Streetsblog has been following the monthly recovery reports issued by Chicago Loop Alliance, which aggregate data from pedestrian counters, parking rates, office building occupancy, and member surveys to track trends in economic and physical activity downtown during the pandemic. We’ve been paying close attention to the troubling rise in personal car use, with parking rates disproportionately higher than business activity and pedestrian counts compared to the same date in an average, pre-pandemic year. Unfortunately, the March report shows this trend continuing, with vehicle parking rates skyrocketing as the weather warmed and pandemic restrictions loosened.
Pedestrian activity rates on State Street rose steadily beginning in mid-February through late March, reaching their highest point since the beginning of the pandemic, right around 50 percent of the same date in an average year. Parking rates increased right alongside, hitting a whopping 75 percent of an average year by March 29th. With office occupancy remaining low, much of this increased activity can likely be attributed to recreational trips and a gradual reopening of shops, restaurants, bars, and other retail outlets. Over 60 percent of survey respondents said they visited the Loop during a weekend in March, nearly double that of February, and 55 percent said their businesses were open and operating, up from 37 percent in February.
CTA ridership rates for March weren’t yet available, but the Loop Alliance noted that CTA recently increased capacity rates on buses and train cars, anticipating a rise in demand. Another bright point in the report was the number of respondents who said they used public transportation to get to work, with significant increases in Metra, CTA bus, and train as commute modes. In February, the Loop Alliance reformatted the How Are You Getting To Work In The Loop graph to stack these three modes into a single “public transportation” column. While this formatting makes for a more optimistic transit graph and allows the Loop Alliance to state that “public transportation is the most popular way to get downtown,” looking at the data this way is misleading. Respondents can select more than mode in the survey—say if they use both bus and train, or if they drive some days and walk others—making it possible for the stacked “public transportation” bar to have more than 100 percent of respondents choose this category.
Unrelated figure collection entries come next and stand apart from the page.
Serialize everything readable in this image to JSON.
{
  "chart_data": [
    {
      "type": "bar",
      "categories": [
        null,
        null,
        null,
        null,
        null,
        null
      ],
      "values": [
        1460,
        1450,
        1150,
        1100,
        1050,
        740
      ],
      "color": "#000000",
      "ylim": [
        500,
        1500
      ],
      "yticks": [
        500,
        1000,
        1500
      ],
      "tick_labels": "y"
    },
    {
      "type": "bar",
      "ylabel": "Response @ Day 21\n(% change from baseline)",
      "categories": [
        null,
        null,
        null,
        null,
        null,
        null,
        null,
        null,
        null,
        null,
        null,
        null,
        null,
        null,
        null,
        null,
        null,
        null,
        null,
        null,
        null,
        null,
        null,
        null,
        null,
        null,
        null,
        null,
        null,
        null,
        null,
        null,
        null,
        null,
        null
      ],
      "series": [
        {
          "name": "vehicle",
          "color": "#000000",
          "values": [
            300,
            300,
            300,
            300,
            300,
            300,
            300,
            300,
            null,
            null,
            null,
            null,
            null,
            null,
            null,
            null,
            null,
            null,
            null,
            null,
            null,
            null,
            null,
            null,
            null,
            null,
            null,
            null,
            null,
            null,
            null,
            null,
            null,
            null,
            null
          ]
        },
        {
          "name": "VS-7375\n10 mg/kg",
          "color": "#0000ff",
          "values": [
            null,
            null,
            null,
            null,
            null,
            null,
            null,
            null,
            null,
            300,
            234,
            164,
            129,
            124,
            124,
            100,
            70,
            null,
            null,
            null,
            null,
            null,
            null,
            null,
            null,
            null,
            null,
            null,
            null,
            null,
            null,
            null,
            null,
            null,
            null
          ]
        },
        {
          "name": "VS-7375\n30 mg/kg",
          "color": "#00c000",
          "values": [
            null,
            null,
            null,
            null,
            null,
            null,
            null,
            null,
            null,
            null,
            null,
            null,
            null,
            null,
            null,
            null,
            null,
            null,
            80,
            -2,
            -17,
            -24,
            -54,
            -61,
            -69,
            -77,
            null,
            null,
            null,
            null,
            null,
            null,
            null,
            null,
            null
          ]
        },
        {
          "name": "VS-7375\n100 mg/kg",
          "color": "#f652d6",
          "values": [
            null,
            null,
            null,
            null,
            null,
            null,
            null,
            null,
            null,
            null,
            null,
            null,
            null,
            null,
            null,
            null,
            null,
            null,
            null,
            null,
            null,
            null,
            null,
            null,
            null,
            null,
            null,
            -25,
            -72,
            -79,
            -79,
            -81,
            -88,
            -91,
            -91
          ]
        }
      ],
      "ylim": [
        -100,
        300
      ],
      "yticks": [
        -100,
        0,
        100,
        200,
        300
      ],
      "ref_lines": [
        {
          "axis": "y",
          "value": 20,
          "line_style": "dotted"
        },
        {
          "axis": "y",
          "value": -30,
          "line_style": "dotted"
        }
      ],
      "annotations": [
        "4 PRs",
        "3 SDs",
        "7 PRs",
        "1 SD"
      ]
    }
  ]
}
It’s also notable that while public transportation, walking and biking commutes all increased in March, personal car commutes remained constant, at about 45 percent of respondents. With the vaccine rollout underway, the return of some outdoor festivals this summer, and a light at the end of the pandemic tunnel in sight, personal vehicle use in Chicago is on the verge of reaching crisis levels. A true recovery for the Loop and all Chicago neighborhoods must include safe, affordable, and convenient public transportation with sufficient investment from government agencies and ridership from the community.
Recently columnists for Chicago's leading newspapers have expressed competing visions for the future of local transit. The Sun-Times' Laura Washington noted that if we want the CTA to survive the pandemic intact, we've got to be the change we want to see by continuing to ride it. Meanwhile the Tribune's Steve Chapman argued that, unlike every other segment of society, public transportation is never going to rebound from the pandemic, so we should stop funding it, a position that was described by former Trib transportation reporter Jon Hilkevitch as "dumb."